Special counsel Robert Mueller has indicted a man with direct ties to both Russian intelligence and the Trump orbit: ex-spy Konstantin Kilimnik.
In a superseding indictment (pdf), Mueller’s team accuse Kilimnik and Paul Manafort of obstructing justice and conspiring to obstruct justice, by tampering with two unnamed witnesses. In a previous indictment, Mueller’s team said Manafort’s former deputy, Rick Gates, had called Kilimnik—named as “Person A” in that filing—was a former officer of Russia’s military intelligence wing, the GRU.
Kilimnik was an aide to Manafort, before Manafort became Trump’s 2016 election campaign chair. Kilimnik spent many years running the Kyiv office of Manafort’s lobbying company, which advised autocratic former Ukrainian president Viktor Yanukovych.
Although Kilimnik denies it, Mueller’s first indictment alleges that he had ties to Russian intelligence as late as 2016. That would have been at the same time that Gates, also a Trump campaign aide, was communicating with him—and just weeks before the US presidential election.

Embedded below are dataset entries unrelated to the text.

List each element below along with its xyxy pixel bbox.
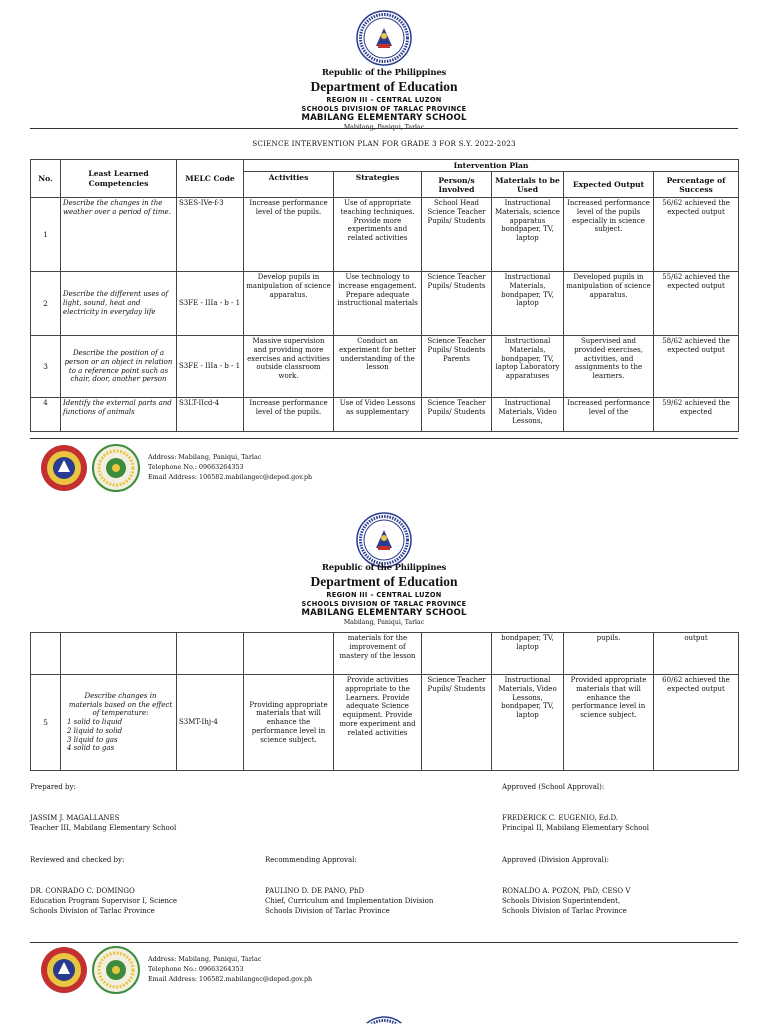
empty-cell xyxy=(422,633,492,675)
letterhead xyxy=(0,68,768,131)
contact-block xyxy=(148,954,312,984)
republic-line: Republic of the Philippines xyxy=(321,563,447,573)
footer-divider xyxy=(30,438,738,439)
persons-cell: Science Teacher Pupils/ Students Parents xyxy=(422,336,492,398)
email-line: Email Address: 106582.mabilangec@deped.gov.ph xyxy=(148,473,313,481)
signatory-name: JASSIM J. MAGALLANES xyxy=(30,814,120,822)
competency-item: 2 liquid to solid xyxy=(67,726,123,735)
signatory-name: FREDERICK C. EUGENIO, Ed.D. xyxy=(502,814,619,822)
header-melc-code: MELC Code xyxy=(177,160,244,198)
division-logo-icon xyxy=(92,946,140,994)
division-line: SCHOOLS DIVISION OF TARLAC PROVINCE xyxy=(301,600,467,608)
persons-cell: School Head Science Teacher Pupils/ Students xyxy=(422,198,492,272)
empty-cell xyxy=(177,633,244,675)
activities-cell: Providing appropriate materials that will enhance the performance level in science subject. xyxy=(244,675,334,771)
competency-cell: Describe the different uses of light, sound, heat and electricity in everyday life xyxy=(61,272,177,336)
activities-cell: Develop pupils in manipulation of science apparatus. xyxy=(244,272,334,336)
header-divider xyxy=(30,128,738,129)
materials-cell: Instructional Materials, Video Lessons, xyxy=(492,398,564,432)
header-intervention-plan: Intervention Plan xyxy=(244,160,739,172)
header-no: No. xyxy=(31,160,61,198)
activities-cell: Increase performance level of the pupils. xyxy=(244,398,334,432)
header-persons: Person/s Involved xyxy=(422,172,492,198)
competency-cell xyxy=(61,675,177,771)
strategies-cell: Provide activities appropriate to the Learners. Provide adequate Science equipment. Provide more experiment and related activities xyxy=(334,675,422,771)
competency-cell: Identify the external parts and functions of animals xyxy=(61,398,177,432)
recommending-label: Recommending Approval: xyxy=(265,856,357,864)
school-logo-icon xyxy=(40,946,88,994)
row-number: 4 xyxy=(31,398,61,432)
plan-title: SCIENCE INTERVENTION PLAN FOR GRADE 3 FOR S.Y. 2022-2023 xyxy=(252,139,516,148)
division-logo-icon xyxy=(92,444,140,492)
signatory-title: Teacher III, Mabilang Elementary School xyxy=(30,824,177,832)
header-success: Percentage of Success xyxy=(654,172,739,198)
header-output: Expected Output xyxy=(564,172,654,198)
materials-cell: Instructional Materials, bondpaper, TV, laptop xyxy=(492,272,564,336)
competency-cell: Describe the position of a person or an object in relation to a reference point such as chair, door, another person xyxy=(61,336,177,398)
table-row xyxy=(31,272,739,336)
school-name: MABILANG ELEMENTARY SCHOOL xyxy=(301,608,467,618)
department-name: Department of Education xyxy=(310,574,458,589)
materials-cell: Instructional Materials, Video Lessons, bondpaper, TV, laptop xyxy=(492,675,564,771)
header-materials: Materials to be Used xyxy=(492,172,564,198)
row-number: 2 xyxy=(31,272,61,336)
republic-line: Republic of the Philippines xyxy=(321,68,447,78)
table-row xyxy=(31,398,739,432)
empty-cell xyxy=(61,633,177,675)
strategies-cell: Use of appropriate teaching techniques. Provide more experiments and related activities xyxy=(334,198,422,272)
signatory-title: Schools Division Superintendent, xyxy=(502,897,621,905)
school-location: Mabilang, Paniqui, Tarlac xyxy=(343,619,425,626)
prepared-label: Prepared by: xyxy=(30,783,76,791)
approved-division-label: Approved (Division Approval): xyxy=(502,856,609,864)
region-line: REGION III – CENTRAL LUZON xyxy=(326,96,442,104)
department-name: Department of Education xyxy=(310,79,458,94)
output-cell: pupils. xyxy=(564,633,654,675)
page-footer xyxy=(30,444,738,494)
header-strategies: Strategies xyxy=(334,172,422,198)
empty-cell xyxy=(31,633,61,675)
address-line: Address: Mabilang, Paniqui, Tarlac xyxy=(148,955,262,963)
empty-cell xyxy=(244,633,334,675)
competency-item: 1 solid to liquid xyxy=(67,718,123,727)
signatory-name: RONALDO A. POZON, PhD, CESO V xyxy=(502,887,631,895)
success-cell: 58/62 achieved the expected output xyxy=(654,336,739,398)
competency-intro: Describe changes in materials based on the effect of temperature: xyxy=(68,691,173,718)
activities-cell: Massive supervision and providing more exercises and activities outside classroom work. xyxy=(244,336,334,398)
row-number: 3 xyxy=(31,336,61,398)
strategies-cell: Conduct an experiment for better understanding of the lesson xyxy=(334,336,422,398)
reviewed-signatory xyxy=(30,886,177,916)
activities-cell: Increase performance level of the pupils. xyxy=(244,198,334,272)
signatory-title: Schools Division of Tarlac Province xyxy=(30,907,155,915)
melc-code-cell: S3ES-IVe-f-3 xyxy=(177,198,244,272)
division-line: SCHOOLS DIVISION OF TARLAC PROVINCE xyxy=(301,105,467,113)
school-logo-icon xyxy=(40,444,88,492)
output-cell: Developed pupils in manipulation of science apparatus. xyxy=(564,272,654,336)
persons-cell: Science Teacher Pupils/ Students xyxy=(422,272,492,336)
materials-cell: Instructional Materials, science apparatus bondpaper, TV, laptop xyxy=(492,198,564,272)
competency-item: 4 solid to gas xyxy=(67,744,115,753)
recommending-signatory xyxy=(265,886,433,916)
persons-cell: Science Teacher Pupils/ Students xyxy=(422,675,492,771)
signatory-title: Schools Division of Tarlac Province xyxy=(265,907,390,915)
signatory-name: DR. CONRADO C. DOMINGO xyxy=(30,887,135,895)
melc-code-cell: S3LT-IIcd-4 xyxy=(177,398,244,432)
success-cell: 59/62 achieved the expected xyxy=(654,398,739,432)
table-row xyxy=(31,336,739,398)
output-cell: Provided appropriate materials that will enhance the performance level in science subject. xyxy=(564,675,654,771)
deped-seal xyxy=(356,512,412,568)
melc-code-cell: S3FE - IIIa - b - 1 xyxy=(177,272,244,336)
strategies-cell: Use of Video Lessons as supplementary xyxy=(334,398,422,432)
telephone-line: Telephone No.: 09663264353 xyxy=(148,965,244,973)
contact-block xyxy=(148,452,312,482)
strategies-cell: Use technology to increase engagement. Prepare adequate instructional materials xyxy=(334,272,422,336)
table-row xyxy=(31,198,739,272)
header-activities: Activities xyxy=(244,172,334,198)
footer-divider xyxy=(30,942,738,943)
reviewed-label: Reviewed and checked by: xyxy=(30,856,125,864)
region-line: REGION III – CENTRAL LUZON xyxy=(326,591,442,599)
success-cell: 60/62 achieved the expected output xyxy=(654,675,739,771)
deped-seal-next-page xyxy=(356,1016,412,1024)
output-cell: Increased performance level of the xyxy=(564,398,654,432)
competency-item: 3 liquid to gas xyxy=(67,735,118,744)
intervention-plan-table xyxy=(30,159,739,432)
approved-school-label: Approved (School Approval): xyxy=(502,783,605,791)
email-line: Email Address: 106582.mabilangec@deped.gov.ph xyxy=(148,975,313,983)
signatory-title: Chief, Curriculum and Implementation Division xyxy=(265,897,434,905)
materials-cell: Instructional Materials, bondpaper, TV, laptop Laboratory apparatuses xyxy=(492,336,564,398)
persons-cell: Science Teacher Pupils/ Students xyxy=(422,398,492,432)
header-competencies: Least Learned Competencies xyxy=(61,160,177,198)
strategies-cell: materials for the improvement of mastery of the lesson xyxy=(334,633,422,675)
school-name: MABILANG ELEMENTARY SCHOOL xyxy=(301,113,467,123)
row-number: 1 xyxy=(31,198,61,272)
table-row xyxy=(31,633,739,675)
success-cell: output xyxy=(654,633,739,675)
page-footer xyxy=(30,946,738,996)
output-cell: Supervised and provided exercises, activities, and assignments to the learners. xyxy=(564,336,654,398)
melc-code-cell: S3FE - IIIa - b - 1 xyxy=(177,336,244,398)
row-number: 5 xyxy=(31,675,61,771)
signatory-name: PAULINO D. DE PANO, PhD xyxy=(265,887,365,895)
signatory-title: Education Program Supervisor I, Science xyxy=(30,897,178,905)
approved-school-signatory xyxy=(502,813,649,833)
success-cell: 56/62 achieved the expected output xyxy=(654,198,739,272)
output-cell: Increased performance level of the pupils especially in science subject. xyxy=(564,198,654,272)
melc-code-cell: S3MT-Ihj-4 xyxy=(177,675,244,771)
approved-division-signatory xyxy=(502,886,630,916)
prepared-signatory xyxy=(30,813,176,833)
telephone-line: Telephone No.: 09663264353 xyxy=(148,463,244,471)
letterhead xyxy=(0,563,768,626)
success-cell: 55/62 achieved the expected output xyxy=(654,272,739,336)
competency-cell: Describe the changes in the weather over a period of time. xyxy=(61,198,177,272)
deped-seal xyxy=(356,10,412,66)
intervention-plan-table-continued xyxy=(30,632,739,771)
signatory-title: Principal II, Mabilang Elementary School xyxy=(502,824,649,832)
signatory-title: Schools Division of Tarlac Province xyxy=(502,907,627,915)
materials-cell: bondpaper, TV, laptop xyxy=(492,633,564,675)
table-row xyxy=(31,675,739,771)
address-line: Address: Mabilang, Paniqui, Tarlac xyxy=(148,453,262,461)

The witnesses that Kilimnik and Manafort approached were involved in Manafort’s alleged lobbying campaign on behalf of Ukrainian’s government. Prosecutors say Manafort broke the law by failing to register as a lobbyist for foreign interests in the US. Manafort has argued that the lobbying was focused on Europe, not the US—and Mueller’s team now accuses Manafort of trying to ask the former European officials to testify to that effect.
Correction: This piece has been corrected to reflect that Gates, not Mueller, had alleged Kilimnik was a former GRU spy.